Kern- und Teilchenphysik ERC Advanced Grant für Erforschung der Starken Wechselwirkung
Dass die Teilchen im Inneren von Atomkernen zusammenhalten, betrachten wir oft als selbstverständlich. Dabei sind die Wechselwirkungen zwischen den Kernteilchen weitestgehend unverstanden.
Die Kräfte im Inneren von Atomkernen zu verstehen ist das Ziel von Prof. Dr. Evgeny Epelbaum. Für seine theoretische Forschung in der Kern- und Teilchenphysik erhält der Bochumer Wissenschaftler einen Advanced Grant des Europäischen Forschungsrats (European Research Council, ERC). Im Projekt „Nuclear Theory from First Principles“ will der Inhaber des Lehrstuhls für Theoretische Physik, insbesondere Hadronen- und Teilchenphysik, der Ruhr-Universität Bochum (RUB) mit theoretischen Methoden die Kräfte beschreiben, die zwischen drei Kernteilchen wirken. Der Grant ist mit 2,5 Millionen Euro dotiert.
Starke Wechselwirkung hält Kernteilchen zusammen
„Mehr als 99,9 Prozent der Masse im sichtbaren Universum sind in den Atomkernen konzentriert“, sagt Evgeny Epelbaum. Diese bestehen aus Protonen und Neutronen, die zusammen auch als Nukleonen bezeichnet werden. Die Nukleonen wiederum sind aus noch kleineren Bausteinen, den Quarks und Gluonen, aufgebaut. Zwischen diesen wirkt die sogenannte Starke Wechselwirkung, eine Fundamentalkraft, die für den Zusammenhalt der Quarks und Gluonen im Inneren von Nukleonen sorgt und ihre Eigenschaften bestimmt. Die Starke Wechselwirkung tritt aber nicht nur zwischen Quarks und Gluonen innerhalb eines Nukleons auf. Sie wirkt auch zwischen den Bausteinen verschiedener Nukleonen. Damit ist die Starke Wechselwirkung auch für die Kräfte zwischen Kernteilchen verantwortlich.
„Wenn wir in der Lage sein wollen, die Eigenschaften von Atomkernen vorherzusagen, beispielsweise ihre Masse oder die Ladungsverteilung, dann müssen wir die Wechselwirkung zwischen Nukleonen verstehen“, beschreibt Epelbaum. „Dabei geht es auch um fundamentale Fragen, etwa wie die Elemente des Universums entstehen oder wie sich Sterne entwickeln.“
Bislang nur Zusammenspiel zweier Nukleonen verstanden
Paarweise Wechselwirkungen zwischen zwei Nukleonen sind bereits relativ gut verstanden. Somit können Physiker beschreiben, was im Inneren des einfachsten Atomkerns – bestehend aus zwei Nukleonen – vor sich geht. Ganz anders sieht es aus, wenn man kompliziertere Atomkerne bestehend aus drei oder mehr Nukleonen betrachtet. Hier geben die Wechselwirkungen bislang Rätsel auf. „Selbst für Systeme aus nur drei Nukleonen gibt es große Unterschiede zwischen experimentellen Befunden und theoretischen Vorhersagen“, schildert Evgeny Epelbaum.
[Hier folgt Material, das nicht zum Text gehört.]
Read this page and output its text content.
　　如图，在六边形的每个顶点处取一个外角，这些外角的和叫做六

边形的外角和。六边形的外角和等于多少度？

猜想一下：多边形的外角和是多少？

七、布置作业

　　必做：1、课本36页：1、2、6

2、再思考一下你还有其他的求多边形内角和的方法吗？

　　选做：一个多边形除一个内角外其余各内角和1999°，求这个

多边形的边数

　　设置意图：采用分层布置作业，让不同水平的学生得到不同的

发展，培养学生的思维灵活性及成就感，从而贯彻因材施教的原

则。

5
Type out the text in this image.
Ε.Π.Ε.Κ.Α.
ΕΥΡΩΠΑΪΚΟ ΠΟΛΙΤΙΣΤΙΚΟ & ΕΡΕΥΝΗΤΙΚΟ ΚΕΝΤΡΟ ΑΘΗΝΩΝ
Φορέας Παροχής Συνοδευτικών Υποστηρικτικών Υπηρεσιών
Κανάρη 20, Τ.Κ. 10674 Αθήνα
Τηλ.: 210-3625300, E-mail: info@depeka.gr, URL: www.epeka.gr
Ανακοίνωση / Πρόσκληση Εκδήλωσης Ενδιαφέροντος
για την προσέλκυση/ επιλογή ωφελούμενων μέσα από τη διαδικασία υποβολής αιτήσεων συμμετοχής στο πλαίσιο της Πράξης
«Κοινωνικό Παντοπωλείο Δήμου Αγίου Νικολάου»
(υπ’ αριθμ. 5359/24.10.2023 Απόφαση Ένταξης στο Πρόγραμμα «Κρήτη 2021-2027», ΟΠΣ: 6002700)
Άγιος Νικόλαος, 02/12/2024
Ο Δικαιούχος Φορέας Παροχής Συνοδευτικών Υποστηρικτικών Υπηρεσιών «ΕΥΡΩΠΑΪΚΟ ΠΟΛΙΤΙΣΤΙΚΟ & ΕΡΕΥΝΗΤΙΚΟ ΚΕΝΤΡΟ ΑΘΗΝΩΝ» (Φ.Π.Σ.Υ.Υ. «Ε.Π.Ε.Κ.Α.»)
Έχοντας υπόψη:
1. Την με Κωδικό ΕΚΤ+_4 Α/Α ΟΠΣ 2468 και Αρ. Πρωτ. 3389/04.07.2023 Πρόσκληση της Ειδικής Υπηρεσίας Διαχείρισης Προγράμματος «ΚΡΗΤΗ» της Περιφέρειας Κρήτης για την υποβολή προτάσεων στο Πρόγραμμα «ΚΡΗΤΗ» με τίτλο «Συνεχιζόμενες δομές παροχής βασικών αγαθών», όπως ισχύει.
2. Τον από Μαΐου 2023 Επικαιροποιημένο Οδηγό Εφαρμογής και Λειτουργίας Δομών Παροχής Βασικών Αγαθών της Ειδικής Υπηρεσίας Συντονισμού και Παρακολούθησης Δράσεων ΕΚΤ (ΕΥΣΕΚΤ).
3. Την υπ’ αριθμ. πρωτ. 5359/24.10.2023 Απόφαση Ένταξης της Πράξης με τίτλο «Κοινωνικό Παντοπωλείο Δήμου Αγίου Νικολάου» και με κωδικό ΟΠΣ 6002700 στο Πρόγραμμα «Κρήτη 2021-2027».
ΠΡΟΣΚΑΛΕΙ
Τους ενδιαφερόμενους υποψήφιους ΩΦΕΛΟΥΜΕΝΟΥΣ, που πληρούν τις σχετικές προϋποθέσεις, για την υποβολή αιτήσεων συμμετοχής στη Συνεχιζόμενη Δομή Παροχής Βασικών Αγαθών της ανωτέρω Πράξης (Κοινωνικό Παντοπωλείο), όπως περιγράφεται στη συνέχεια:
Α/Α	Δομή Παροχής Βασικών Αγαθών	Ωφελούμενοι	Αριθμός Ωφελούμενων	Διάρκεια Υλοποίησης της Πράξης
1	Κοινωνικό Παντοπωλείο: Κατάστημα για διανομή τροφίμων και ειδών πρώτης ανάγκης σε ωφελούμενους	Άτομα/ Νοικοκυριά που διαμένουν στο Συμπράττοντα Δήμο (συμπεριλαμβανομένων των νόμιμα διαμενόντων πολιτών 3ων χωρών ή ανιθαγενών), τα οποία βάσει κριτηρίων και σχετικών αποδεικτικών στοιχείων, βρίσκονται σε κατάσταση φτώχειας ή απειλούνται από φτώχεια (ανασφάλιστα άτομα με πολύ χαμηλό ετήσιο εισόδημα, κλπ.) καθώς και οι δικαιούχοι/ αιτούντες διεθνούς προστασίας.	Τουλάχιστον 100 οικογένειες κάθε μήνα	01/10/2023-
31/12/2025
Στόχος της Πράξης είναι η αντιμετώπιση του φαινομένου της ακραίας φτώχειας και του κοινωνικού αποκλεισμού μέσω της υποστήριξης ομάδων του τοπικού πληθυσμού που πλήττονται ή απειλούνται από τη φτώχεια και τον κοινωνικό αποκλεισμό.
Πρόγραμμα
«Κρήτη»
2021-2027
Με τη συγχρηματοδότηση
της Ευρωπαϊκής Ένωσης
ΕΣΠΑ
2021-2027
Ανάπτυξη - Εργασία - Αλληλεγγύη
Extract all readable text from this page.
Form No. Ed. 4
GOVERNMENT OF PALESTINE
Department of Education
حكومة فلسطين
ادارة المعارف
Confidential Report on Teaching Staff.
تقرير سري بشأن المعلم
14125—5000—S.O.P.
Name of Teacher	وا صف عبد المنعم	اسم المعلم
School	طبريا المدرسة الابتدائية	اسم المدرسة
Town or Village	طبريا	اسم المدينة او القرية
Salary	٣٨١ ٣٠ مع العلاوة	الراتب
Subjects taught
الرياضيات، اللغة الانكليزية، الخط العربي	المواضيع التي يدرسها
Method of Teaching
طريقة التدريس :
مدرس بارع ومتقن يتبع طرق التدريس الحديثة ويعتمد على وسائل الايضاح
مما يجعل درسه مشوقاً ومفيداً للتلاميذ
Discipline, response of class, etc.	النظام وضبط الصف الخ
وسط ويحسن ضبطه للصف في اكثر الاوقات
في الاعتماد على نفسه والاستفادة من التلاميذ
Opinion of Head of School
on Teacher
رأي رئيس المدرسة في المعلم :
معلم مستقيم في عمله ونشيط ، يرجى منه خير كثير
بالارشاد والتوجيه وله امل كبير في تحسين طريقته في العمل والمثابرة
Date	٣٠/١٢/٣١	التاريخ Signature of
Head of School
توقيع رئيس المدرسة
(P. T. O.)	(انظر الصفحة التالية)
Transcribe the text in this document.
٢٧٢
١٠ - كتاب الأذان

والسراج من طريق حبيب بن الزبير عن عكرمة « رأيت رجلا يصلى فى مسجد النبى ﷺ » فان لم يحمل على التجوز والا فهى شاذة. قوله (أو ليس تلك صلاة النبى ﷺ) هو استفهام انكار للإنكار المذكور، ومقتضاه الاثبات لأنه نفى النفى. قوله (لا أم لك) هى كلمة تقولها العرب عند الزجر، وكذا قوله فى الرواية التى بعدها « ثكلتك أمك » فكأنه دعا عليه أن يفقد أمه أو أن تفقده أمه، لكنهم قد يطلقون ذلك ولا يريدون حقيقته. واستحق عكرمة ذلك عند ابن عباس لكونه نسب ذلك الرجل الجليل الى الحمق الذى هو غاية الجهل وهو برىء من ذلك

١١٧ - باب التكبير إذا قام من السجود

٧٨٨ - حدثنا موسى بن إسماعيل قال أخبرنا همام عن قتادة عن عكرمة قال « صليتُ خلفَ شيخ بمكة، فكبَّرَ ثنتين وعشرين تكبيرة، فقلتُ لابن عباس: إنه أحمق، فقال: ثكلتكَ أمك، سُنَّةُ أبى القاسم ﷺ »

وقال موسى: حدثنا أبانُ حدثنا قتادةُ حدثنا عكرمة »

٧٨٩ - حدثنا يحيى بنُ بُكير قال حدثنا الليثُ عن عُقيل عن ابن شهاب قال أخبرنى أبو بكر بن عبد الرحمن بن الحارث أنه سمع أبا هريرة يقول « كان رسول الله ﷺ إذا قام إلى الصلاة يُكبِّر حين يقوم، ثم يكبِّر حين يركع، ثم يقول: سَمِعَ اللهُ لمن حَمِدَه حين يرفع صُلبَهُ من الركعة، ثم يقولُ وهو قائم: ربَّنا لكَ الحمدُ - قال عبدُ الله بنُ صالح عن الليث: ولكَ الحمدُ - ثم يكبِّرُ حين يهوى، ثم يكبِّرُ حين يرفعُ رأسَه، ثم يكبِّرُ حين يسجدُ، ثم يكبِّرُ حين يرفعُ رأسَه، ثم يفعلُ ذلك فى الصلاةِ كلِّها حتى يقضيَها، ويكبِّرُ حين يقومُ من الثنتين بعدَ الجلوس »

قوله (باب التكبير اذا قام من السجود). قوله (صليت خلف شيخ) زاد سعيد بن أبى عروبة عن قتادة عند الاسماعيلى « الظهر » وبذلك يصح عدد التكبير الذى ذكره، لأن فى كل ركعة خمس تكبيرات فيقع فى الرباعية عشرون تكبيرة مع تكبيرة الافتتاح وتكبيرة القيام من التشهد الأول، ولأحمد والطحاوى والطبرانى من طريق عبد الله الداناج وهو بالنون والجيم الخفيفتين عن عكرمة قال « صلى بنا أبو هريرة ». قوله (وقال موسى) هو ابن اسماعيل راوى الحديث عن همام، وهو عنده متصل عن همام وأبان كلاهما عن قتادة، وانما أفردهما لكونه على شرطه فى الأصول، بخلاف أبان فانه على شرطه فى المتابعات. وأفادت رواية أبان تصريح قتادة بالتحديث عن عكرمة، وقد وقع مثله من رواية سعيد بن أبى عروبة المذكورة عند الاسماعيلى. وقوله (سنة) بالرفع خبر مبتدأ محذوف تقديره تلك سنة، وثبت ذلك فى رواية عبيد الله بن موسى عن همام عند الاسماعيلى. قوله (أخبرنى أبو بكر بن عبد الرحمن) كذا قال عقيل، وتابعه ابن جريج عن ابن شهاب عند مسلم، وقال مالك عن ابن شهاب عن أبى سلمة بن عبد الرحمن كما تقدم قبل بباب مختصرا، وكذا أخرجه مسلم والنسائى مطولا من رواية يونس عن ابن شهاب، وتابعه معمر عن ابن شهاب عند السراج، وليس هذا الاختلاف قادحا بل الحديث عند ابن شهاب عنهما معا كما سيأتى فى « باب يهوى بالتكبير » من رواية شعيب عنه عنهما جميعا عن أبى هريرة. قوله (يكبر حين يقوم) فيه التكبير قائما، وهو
An dieser Stelle setzt die Forschung im Rahmen seines ERC Advanced Grants an. Epelbaum will mit seinem Team die Kräfte beschreiben, die in einem System aus drei und mehr Nukleonen wirken. Dazu nutzen die Wissenschaftlerinnen und Wissenschaftler einen theoretischen Zugang, der als effektive Feldtheorie bekannt ist und in der Teilchenphysik eine breite Anwendung findet. Mit diesem Ansatz hat die Bochumer Gruppe in der Vergangenheit bereits präzise die Wechselwirkungen zwischen zwei Nukleonen beschrieben. Nun wollen sie den Ansatz auf Drei-Teilchen-Kräfte übertragen.
Diskrepanz zwischen Theorie und Experiment auflösen
Mithilfe der im Rahmen des ERC Grants entwickelten Theorie will das Team außerdem die vorhandenen experimentellen Daten für das Drei-Nukleonen-System analysieren, mit dem Ziel, die Diskrepanzen zwischen Theorie und Experiment aufzulösen. Des Weiteren sind numerische Simulationen für komplexere nukleare Systeme geplant, die aus noch mehr Teilchen bestehen, um Zusammenhänge zwischen den Kernkräften und ihre Eigenschaften zu ergründen. Solche Simulationen erlauben auch Einblicke in Bereiche, die keiner experimentellen Untersuchung zugänglich sind. So lässt sich beispielsweise erforschen, wie die Eigenschaften von Atomkernen oder Prozesse in den Sternen von Naturkonstanten – wie der Masse der Quarks – abhängen.